If you need raw token alignment, use the tokenization utilities that ship alongside the loader:

from openmed.processing import TokenizationHelper

model_data = loader.load_model("anatomy_detection_electramed")
token_helper = TokenizationHelper(model_data["tokenizer"])
encoding = token_helper.tokenize_with_alignment("BP 120/80. Start metformin 500mg bid.")
print(encoding["tokens"][:10])

load_model lets you access the underlying HF AutoModel + AutoTokenizer for workflows that outgrow pipelines.

Releasing cached models¶

Long-running services can release cached model references when VRAM or RAM should be reclaimed:

loader.unload_model("disease_detection_superclinical")
loader.unload_all_models()

unload_model resolves registry aliases before dropping matching cached pipelines, models, and tokenizers. After cached references are removed, OpenMed triggers Python garbage collection and clears available torch CUDA/MPS caches.

Sentence detection reuse¶

ModelLoader does not run pySBD itself, but it exposes hooks so analyze_text can pass in the tokenizer/pipeline it creates. If you batch many texts with custom segmentation, build the segmenter once and reuse it:

from openmed.processing import sentences

segmenter = sentences.create_segmenter(language="en", clean=True)
for doc in docs:
    segments = sentences.segment_text(doc, segmenter=segmenter)
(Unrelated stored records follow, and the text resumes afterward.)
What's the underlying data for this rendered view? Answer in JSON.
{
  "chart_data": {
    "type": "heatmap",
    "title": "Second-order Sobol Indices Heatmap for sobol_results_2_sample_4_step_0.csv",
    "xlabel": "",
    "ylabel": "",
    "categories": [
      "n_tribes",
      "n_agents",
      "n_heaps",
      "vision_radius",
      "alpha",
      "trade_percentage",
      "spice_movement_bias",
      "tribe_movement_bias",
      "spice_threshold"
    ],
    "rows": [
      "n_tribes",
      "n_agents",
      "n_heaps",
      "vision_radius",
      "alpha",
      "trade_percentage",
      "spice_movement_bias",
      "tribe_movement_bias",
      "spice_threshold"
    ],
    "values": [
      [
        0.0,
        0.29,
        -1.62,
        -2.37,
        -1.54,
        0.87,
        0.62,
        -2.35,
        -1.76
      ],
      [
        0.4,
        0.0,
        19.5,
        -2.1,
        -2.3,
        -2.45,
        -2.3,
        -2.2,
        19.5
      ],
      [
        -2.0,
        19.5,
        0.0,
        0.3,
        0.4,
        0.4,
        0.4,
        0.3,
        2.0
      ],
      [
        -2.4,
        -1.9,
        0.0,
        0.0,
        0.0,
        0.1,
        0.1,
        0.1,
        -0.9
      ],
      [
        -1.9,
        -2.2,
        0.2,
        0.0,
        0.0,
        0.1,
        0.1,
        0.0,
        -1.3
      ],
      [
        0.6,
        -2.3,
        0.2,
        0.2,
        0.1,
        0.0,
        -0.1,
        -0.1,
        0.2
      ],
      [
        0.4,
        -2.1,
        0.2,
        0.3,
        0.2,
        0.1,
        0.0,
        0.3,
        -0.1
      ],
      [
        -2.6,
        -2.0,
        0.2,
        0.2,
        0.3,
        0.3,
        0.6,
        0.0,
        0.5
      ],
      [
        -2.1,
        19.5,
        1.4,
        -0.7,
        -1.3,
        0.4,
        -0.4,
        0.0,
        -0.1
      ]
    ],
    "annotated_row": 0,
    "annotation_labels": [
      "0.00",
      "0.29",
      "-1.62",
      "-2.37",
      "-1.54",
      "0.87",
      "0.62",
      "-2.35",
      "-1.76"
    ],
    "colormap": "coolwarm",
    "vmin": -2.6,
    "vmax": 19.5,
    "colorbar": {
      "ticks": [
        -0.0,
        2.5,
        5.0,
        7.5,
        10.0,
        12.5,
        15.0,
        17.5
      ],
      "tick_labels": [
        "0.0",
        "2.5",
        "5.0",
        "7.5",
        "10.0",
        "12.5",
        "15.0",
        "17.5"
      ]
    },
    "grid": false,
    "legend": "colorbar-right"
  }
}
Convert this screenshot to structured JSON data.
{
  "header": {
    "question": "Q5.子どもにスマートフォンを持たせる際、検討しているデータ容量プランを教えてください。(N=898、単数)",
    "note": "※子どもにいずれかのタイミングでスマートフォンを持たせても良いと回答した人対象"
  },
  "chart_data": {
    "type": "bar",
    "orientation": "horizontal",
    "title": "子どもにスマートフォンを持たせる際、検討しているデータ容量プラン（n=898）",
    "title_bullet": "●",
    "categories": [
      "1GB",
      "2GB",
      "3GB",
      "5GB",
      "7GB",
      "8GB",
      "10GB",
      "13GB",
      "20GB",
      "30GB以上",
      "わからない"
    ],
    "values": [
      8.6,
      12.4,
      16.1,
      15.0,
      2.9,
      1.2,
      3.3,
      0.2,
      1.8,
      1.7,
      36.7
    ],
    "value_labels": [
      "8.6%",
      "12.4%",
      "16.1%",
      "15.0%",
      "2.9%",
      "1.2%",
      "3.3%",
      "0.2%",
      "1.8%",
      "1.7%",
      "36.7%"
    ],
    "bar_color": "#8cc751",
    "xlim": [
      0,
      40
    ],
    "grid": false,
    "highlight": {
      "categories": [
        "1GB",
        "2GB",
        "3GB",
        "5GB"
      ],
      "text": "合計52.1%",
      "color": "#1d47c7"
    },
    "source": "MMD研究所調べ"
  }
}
Troubleshooting checklist¶

“Tokenizer length mismatch”: call loader.get_max_sequence_length(model_name) and set max_length explicitly.
“Model not found”: confirm it exists in openmed.core.model_registry.OPENMED_MODELS or pass a full HF path and set include_remote=True if you rely on discovery.
“scaled_dot_product_attention is unsupported”: upgrade to OpenMed 1.8.1 or later. For an environment pinned to 1.7.0 or 1.8.0, set OPENMED_TORCH_ATTENTION_BACKEND=eager; see the FAQ.
Slow cold-starts: prefetch pipelines at startup and mount the cache dir on SSD/NVMe storage.